Around the Corner Restaurant in Oklahoma City: A Casual Breakfast Spot in Midtown with Oversized Pancakes and Local Roots

Around the Corner is a small, counter-service breakfast and brunch restaurant in Midtown Oklahoma City that specializes in pancakes, omelets, and traditional morning fare at casual pricing without table service or reservations.

What Around the Corner Actually Is

Around the Corner operates as a walk-up counter restaurant with a handful of tables and a lunch counter facing the kitchen. The space is cramped and deliberately no-frills; you order at the register, grab a seat, and watch cooks work a griddle and stovetop a few feet away. The restaurant has run from the same modest location for decades and draws a steady mix of neighborhood regulars, construction workers, and families who treat it as a weekday breakfast habit rather than a destination brunch spot.

Menu, Pricing, and Portion Standards

Pancakes start at $7.50 for a three-stack and range up to $11 for specialty builds loaded with fruit or chocolate chips; the standard three-stack arrives roughly the size of a small plate, cooked on a flat-top griddle rather than a griddle press, yielding a denser, less fluffy cake than diner-style pancakes. Omelets run $9 to $13 depending on fillings and come with toast and home fries. Breakfast burritos cost $8.50 to $10. The lunch counter also serves chicken fried steak ($12), biscuits and gravy ($6.50), and hash browns ($4). Most entrees top out below $13, making Around the Corner cheaper than Blu Cup Cafe or The Red Cup in the same neighborhood, where a comparable omelet or pancake plate typically runs $13 to $16. Coffee is $2.50 per cup and refills are standard. Verify current pricing by phone as food costs shift seasonally.

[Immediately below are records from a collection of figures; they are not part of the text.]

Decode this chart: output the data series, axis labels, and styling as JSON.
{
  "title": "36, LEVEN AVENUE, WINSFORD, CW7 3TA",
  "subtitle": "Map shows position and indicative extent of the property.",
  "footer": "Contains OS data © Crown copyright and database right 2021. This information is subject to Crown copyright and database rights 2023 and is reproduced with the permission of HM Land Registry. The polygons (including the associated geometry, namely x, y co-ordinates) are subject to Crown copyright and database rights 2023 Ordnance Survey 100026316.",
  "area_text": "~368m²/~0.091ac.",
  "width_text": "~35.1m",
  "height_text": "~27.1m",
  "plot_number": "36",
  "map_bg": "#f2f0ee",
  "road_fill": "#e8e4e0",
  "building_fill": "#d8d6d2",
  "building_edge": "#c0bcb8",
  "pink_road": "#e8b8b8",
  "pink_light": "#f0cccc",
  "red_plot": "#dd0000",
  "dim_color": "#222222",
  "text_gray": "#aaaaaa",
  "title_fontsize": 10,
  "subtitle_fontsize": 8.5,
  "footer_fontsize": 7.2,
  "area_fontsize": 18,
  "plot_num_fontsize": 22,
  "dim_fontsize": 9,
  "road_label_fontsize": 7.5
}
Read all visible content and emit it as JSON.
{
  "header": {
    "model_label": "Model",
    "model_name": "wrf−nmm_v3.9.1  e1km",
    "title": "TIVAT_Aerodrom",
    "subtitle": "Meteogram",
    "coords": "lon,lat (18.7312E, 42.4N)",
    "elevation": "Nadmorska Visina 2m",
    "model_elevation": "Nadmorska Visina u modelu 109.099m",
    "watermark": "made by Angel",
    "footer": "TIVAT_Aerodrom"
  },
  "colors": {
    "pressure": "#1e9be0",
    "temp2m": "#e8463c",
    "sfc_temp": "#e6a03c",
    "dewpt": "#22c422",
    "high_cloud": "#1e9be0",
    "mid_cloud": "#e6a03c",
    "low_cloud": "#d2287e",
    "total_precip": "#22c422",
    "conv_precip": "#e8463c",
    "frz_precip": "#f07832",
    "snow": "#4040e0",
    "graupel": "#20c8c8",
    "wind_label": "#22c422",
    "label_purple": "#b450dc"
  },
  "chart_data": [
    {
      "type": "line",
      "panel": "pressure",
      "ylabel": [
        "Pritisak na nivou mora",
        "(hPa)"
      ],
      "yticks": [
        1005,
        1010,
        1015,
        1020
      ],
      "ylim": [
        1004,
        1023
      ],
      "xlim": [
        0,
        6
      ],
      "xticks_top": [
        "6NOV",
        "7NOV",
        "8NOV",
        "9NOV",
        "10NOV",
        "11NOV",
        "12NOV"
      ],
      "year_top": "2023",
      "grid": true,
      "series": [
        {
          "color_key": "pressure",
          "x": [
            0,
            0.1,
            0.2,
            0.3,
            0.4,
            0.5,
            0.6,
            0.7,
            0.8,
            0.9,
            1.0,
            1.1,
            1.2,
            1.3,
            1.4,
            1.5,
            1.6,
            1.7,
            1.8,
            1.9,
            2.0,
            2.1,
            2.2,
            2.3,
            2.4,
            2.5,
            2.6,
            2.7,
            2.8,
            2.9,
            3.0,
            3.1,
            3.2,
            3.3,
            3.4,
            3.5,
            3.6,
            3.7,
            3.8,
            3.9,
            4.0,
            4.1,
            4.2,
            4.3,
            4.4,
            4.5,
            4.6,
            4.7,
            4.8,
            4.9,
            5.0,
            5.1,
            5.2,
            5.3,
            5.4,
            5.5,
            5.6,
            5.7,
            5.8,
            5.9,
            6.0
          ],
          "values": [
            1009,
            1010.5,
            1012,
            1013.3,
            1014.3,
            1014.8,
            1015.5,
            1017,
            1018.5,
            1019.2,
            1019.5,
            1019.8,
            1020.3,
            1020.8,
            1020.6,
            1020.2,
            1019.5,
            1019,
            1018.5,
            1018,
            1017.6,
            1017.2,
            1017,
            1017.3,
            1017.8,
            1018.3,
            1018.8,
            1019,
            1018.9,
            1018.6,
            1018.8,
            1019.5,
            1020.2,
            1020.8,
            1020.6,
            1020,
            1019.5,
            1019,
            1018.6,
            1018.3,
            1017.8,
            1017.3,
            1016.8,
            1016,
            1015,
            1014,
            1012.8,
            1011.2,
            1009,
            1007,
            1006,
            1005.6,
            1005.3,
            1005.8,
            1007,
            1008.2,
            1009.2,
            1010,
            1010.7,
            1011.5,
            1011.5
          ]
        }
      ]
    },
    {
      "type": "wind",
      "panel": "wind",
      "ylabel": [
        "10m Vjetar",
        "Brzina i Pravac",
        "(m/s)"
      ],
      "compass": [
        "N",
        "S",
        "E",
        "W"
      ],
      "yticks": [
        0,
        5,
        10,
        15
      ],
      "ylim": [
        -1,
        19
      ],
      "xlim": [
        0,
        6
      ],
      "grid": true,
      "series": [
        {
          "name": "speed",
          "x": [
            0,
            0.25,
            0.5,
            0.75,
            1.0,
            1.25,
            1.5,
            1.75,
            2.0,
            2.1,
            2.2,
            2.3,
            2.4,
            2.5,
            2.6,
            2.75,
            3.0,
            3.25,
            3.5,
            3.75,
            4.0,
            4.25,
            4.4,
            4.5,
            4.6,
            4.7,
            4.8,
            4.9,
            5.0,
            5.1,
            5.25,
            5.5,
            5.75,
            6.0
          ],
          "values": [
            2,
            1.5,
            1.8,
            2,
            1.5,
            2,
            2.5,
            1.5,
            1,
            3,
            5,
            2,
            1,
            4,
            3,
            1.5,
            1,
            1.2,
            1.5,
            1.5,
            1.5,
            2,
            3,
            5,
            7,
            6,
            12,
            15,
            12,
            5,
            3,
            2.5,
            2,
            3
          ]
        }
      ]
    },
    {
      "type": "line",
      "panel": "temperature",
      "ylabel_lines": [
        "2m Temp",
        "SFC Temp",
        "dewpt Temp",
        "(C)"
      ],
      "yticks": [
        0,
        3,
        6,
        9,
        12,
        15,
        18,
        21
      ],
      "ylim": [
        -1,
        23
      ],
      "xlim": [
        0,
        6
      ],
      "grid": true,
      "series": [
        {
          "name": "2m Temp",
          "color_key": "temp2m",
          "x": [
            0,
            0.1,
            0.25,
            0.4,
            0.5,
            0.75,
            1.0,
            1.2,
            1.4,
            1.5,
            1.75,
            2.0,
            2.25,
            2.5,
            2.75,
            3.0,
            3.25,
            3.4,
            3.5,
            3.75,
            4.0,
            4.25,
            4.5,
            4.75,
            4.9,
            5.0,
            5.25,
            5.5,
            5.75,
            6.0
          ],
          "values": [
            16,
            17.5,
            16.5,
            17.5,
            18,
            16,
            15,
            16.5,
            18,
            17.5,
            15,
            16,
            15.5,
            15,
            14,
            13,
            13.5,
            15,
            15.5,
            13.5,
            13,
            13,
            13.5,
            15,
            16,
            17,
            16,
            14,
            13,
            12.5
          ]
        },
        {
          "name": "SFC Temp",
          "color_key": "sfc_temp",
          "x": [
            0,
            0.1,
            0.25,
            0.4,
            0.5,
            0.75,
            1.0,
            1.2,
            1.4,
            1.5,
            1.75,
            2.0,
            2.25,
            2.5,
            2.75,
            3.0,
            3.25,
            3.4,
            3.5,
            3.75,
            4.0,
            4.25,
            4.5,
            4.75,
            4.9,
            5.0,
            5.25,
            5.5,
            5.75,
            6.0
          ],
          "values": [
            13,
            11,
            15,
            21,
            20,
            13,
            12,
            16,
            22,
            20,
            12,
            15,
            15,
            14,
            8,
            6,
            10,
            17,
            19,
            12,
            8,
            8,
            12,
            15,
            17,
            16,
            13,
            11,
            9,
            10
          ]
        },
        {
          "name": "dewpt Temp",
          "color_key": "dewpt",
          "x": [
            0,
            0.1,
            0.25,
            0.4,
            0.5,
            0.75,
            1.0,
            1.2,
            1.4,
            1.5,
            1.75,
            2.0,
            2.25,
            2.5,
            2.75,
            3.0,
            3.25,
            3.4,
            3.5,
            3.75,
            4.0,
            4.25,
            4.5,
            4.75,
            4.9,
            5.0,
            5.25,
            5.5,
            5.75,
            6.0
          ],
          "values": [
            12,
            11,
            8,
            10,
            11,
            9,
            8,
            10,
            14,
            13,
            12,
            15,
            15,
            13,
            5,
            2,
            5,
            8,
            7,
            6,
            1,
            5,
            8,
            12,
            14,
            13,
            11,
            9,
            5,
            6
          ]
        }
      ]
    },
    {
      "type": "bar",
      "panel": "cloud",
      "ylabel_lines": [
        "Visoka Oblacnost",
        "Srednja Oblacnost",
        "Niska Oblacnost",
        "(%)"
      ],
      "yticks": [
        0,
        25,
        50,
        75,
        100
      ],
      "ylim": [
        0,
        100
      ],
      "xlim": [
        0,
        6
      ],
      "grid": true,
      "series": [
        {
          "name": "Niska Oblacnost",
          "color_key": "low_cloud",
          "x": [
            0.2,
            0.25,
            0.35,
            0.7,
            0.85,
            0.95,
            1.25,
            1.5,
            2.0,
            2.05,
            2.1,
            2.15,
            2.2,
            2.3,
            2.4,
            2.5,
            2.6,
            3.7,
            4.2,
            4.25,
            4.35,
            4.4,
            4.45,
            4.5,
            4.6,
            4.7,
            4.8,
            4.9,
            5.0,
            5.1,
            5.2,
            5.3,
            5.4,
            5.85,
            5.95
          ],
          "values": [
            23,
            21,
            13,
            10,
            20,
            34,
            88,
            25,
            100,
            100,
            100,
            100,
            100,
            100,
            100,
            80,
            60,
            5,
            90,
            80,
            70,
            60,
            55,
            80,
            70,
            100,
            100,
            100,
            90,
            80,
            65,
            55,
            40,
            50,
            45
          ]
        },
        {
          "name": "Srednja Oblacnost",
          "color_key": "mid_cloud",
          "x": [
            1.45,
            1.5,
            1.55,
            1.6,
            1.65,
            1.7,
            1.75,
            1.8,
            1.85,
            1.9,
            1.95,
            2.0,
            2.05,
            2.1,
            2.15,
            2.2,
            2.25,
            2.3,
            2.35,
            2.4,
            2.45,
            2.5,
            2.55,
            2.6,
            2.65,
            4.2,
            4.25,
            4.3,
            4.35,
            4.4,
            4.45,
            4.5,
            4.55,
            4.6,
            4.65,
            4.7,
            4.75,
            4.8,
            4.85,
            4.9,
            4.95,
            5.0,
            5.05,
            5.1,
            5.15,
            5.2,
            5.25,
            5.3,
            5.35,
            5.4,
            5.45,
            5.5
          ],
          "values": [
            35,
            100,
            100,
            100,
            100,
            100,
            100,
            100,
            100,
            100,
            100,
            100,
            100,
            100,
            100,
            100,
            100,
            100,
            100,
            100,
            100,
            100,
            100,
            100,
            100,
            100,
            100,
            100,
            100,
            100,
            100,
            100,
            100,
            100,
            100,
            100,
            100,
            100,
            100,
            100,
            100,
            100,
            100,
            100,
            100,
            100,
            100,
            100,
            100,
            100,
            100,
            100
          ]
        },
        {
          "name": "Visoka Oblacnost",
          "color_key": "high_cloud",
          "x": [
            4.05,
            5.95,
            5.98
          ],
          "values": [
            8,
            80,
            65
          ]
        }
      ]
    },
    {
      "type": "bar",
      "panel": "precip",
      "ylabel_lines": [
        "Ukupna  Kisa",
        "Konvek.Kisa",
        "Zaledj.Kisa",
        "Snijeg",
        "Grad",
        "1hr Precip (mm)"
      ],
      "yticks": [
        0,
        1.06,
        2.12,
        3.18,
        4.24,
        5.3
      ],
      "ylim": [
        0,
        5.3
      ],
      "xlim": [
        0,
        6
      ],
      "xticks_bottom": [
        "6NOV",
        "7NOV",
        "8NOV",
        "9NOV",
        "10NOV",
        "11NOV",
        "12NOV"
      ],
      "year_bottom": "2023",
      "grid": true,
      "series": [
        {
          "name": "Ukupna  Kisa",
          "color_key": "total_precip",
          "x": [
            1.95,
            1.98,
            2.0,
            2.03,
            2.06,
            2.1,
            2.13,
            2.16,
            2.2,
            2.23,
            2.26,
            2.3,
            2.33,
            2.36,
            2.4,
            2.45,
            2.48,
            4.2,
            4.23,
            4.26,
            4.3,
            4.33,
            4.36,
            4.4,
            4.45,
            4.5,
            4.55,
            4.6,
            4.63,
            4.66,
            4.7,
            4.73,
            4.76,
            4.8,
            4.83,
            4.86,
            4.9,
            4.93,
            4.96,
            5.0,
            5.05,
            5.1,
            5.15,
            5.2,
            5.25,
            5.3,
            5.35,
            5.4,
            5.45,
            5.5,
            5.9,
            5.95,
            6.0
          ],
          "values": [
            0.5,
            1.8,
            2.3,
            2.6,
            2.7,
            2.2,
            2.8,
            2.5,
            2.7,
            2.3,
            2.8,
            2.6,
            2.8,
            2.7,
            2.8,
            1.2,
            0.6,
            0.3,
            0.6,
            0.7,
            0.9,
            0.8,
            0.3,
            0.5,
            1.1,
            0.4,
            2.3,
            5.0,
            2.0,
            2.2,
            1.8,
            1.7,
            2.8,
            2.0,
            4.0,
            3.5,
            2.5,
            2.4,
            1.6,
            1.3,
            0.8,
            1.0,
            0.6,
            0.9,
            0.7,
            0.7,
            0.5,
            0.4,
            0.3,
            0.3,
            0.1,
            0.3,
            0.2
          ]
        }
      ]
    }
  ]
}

How It Compares to Other Midtown and OKC Breakfast Options

Blu Cup Cafe, four blocks north on Walker Avenue, offers a more polished interior, a coffee bar with specialty drinks ($5 to $8), and farm-to-table ingredients but charges $15 to $18 for comparable entrees and prioritizes a social atmosphere over speed. The Red Cup, also in Midtown, leans more upscale with craft cocktails at brunch and a full bar, pricing itself at $13 to $19 per plate. Ann's Chicken Fry House, in nearby Automobile Alley, matches Around the Corner's budget pricing ($6 to $12 per entree) and shares the no-nonsense service model but focuses on chicken-fried steaks and sandwiches rather than pancakes. For pure volume and speed at breakfast, Around the Corner beats all three; the trade-off is ambiance and ingredient sourcing.

Who This Place Suits and Who It Does Not

Around the Corner works best for people who prioritize a quick, cheap breakfast over decor, wifi, or a leisurely social environment. It appeals to shift workers, retirees on fixed budgets, and anyone in Midtown looking for a substantial meal in under 20 minutes. It does not suit groups planning a long brunch gathering, people seeking an Instagram-worthy backdrop, or anyone uncomfortable ordering at a counter and eating elbow-to-elbow with strangers. The restaurant has no wifi, limited table space, and no separate bar.

What the First Visit Involves

Walk in, wait briefly at the register while the crew finishes the order ahead of you, order by pointing to the laminated menu board or speaking to the cashier, pay on the spot, grab a number, and sit at one of four or five small tables or the lunch counter. Most orders arrive within 8 to 12 minutes. The kitchen does not hold plates; eat promptly or risk your food cooling. No table service, no water refills, no bus staff. Clean up your own area or leave it for the next person. The volume is highest between 7:30 and 9:00 a.m. on weekdays.

Hours, Parking, and Logistics

Around the Corner opens at 6:00 a.m. on weekdays and closes at 2:00 p.m. (verify closing time, as it may shift seasonally). It is closed Sundays and Mondays. On-street parking lines the block; a small lot one building east can accommodate 6 to 8 cars during breakfast rush. The restaurant sits just south of Reno Avenue on a walkable block with nearby offices and small retail, so foot traffic is steady. There is no drive-through window.

Around the Corner survives in Midtown because it does one thing cheaply and consistently, and because real breakfast crowds still value speed and price over presentation. It is not trying to be anything else.